Blackburn College of Design

One of East Lancashire’s most fabulous landmarks is the old College of Design and Technology, now part of Blackburn College. Dating to 1888 and designed by Smith, Woodhouse and Wiloughby, it is one of the busiest and most intricate of buildings. In a somewhat continental style, it’s constructed of redbrick, reflecting the town’s industrial heritage, but decorated with a contrasting yellow terracotta. It boasts a symmetrical frontage of nine bays with a grandiose central entrance flanked by turrets and a balustraded balcony. The architects enjoyed this job; no artistic flourish or ornamentation was spared. Here is Victoriana at its finest, a civic boast proudly asserting Blackburn’s rise from obscurity to economic powerhouse.

Within thirty years, many of its young male students would lie buried in Flanders. The same God-given intelligence which the college sought to train in its lecture halls and classrooms, was equally adept at designing howitzers, machine guns and mustard gas. Similarly, the beautiful college provided a stark contrast to the slums in which many thousands of the town’s denizens lived.
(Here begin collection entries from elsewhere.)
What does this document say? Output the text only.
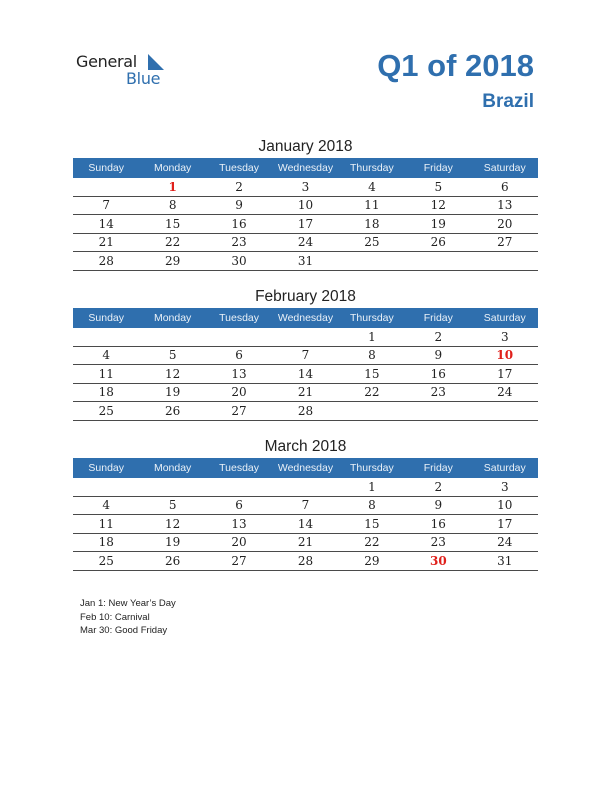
General
Blue	Q1 of 2018
Brazil
January 2018
Sunday	Monday	Tuesday	Wednesday	Thursday	Friday	Saturday
	1	2	3	4	5	6
7	8	9	10	11	12	13
14	15	16	17	18	19	20
21	22	23	24	25	26	27
28	29	30	31			
February 2018
Sunday	Monday	Tuesday	Wednesday	Thursday	Friday	Saturday
				1	2	3
4	5	6	7	8	9	10
11	12	13	14	15	16	17
18	19	20	21	22	23	24
25	26	27	28			
March 2018
Sunday	Monday	Tuesday	Wednesday	Thursday	Friday	Saturday
				1	2	3
4	5	6	7	8	9	10
11	12	13	14	15	16	17
18	19	20	21	22	23	24
25	26	27	28	29	30	31
Jan 1: New Year’s Day
Feb 10: Carnival
Mar 30: Good Friday
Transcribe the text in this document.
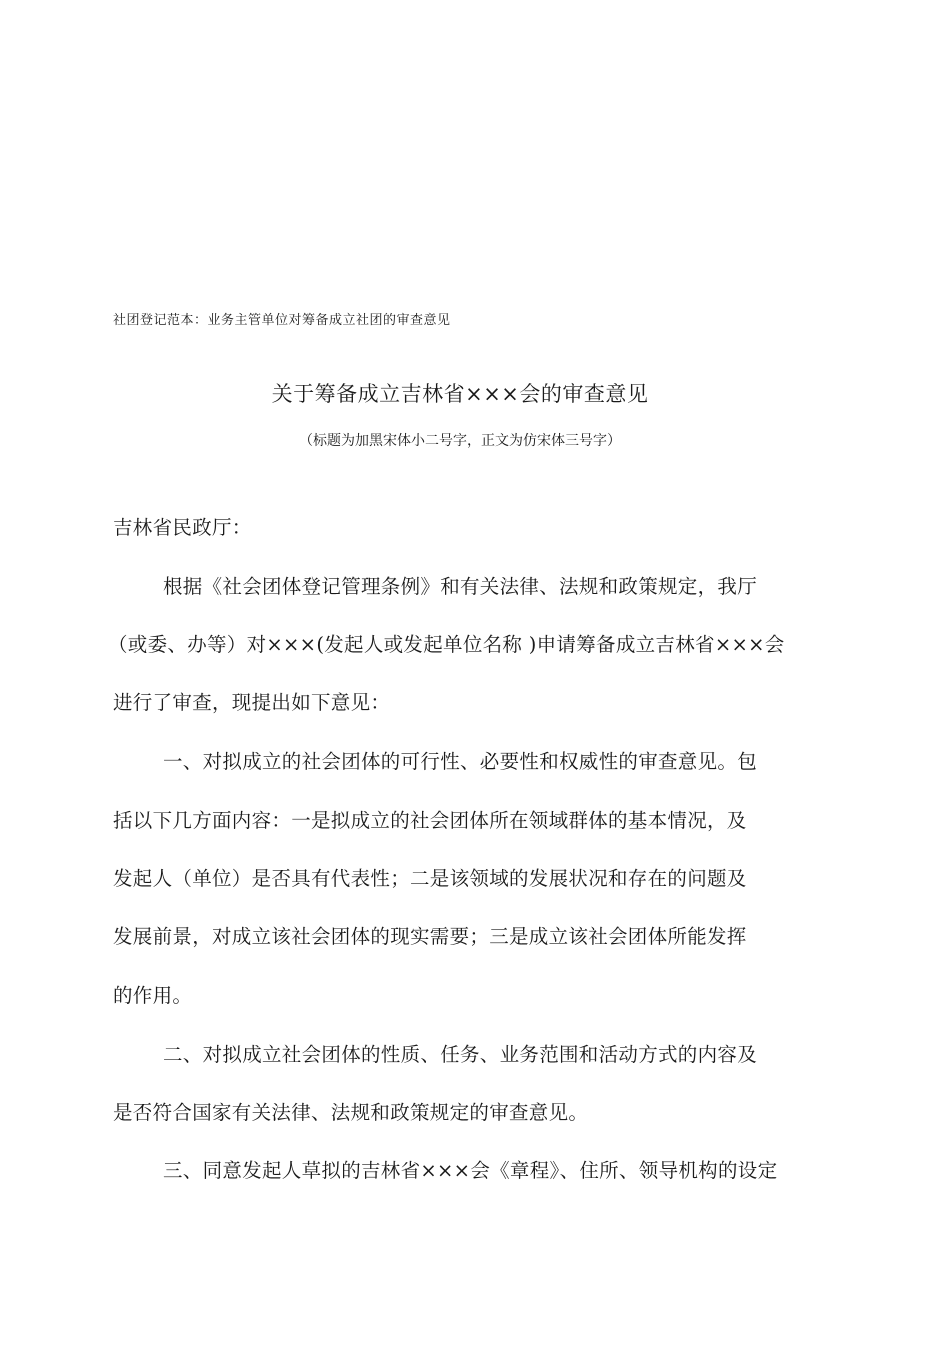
社团登记范本：业务主管单位对筹备成立社团的审查意见
关于筹备成立吉林省×××会的审查意见
（标题为加黑宋体小二号字，正文为仿宋体三号字）
吉林省民政厅：
根据《社会团体登记管理条例》和有关法律、法规和政策规定，我厅
（或委、办等）对×××(发起人或发起单位名称 )申请筹备成立吉林省×××会
进行了审查，现提出如下意见：
一、对拟成立的社会团体的可行性、必要性和权威性的审查意见。包
括以下几方面内容：一是拟成立的社会团体所在领域群体的基本情况，及
发起人（单位）是否具有代表性；二是该领域的发展状况和存在的问题及
发展前景，对成立该社会团体的现实需要；三是成立该社会团体所能发挥
的作用。
二、对拟成立社会团体的性质、任务、业务范围和活动方式的内容及
是否符合国家有关法律、法规和政策规定的审查意见。
三、同意发起人草拟的吉林省×××会《章程》、住所、领导机构的设定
Erected at minimal expense to barely shelter the mills’ labour force, such dwellings were ugly as they were cramped and dilapidated. How can a race which creates a college of beautiful design slaughter itself in a vicious, planet-wide war? How can it construct so splendid a building while many thousands lived in hovels?

We are the best of species, we are the worst of species. We are the cleverest and the most stupid, the brightest and the dullest, the most sensitive and the most stony-hearted. Created in the image of God to enjoy with Him a special friendship, our fallen, spoiled natures render us selfish and rotten. Perhaps it is these juxtaposed natures which render us worth saving. As a rude and rebellious teenaged son might be loathed and loved in equal measure, so our heavenly Father hates our sin while loving our persons.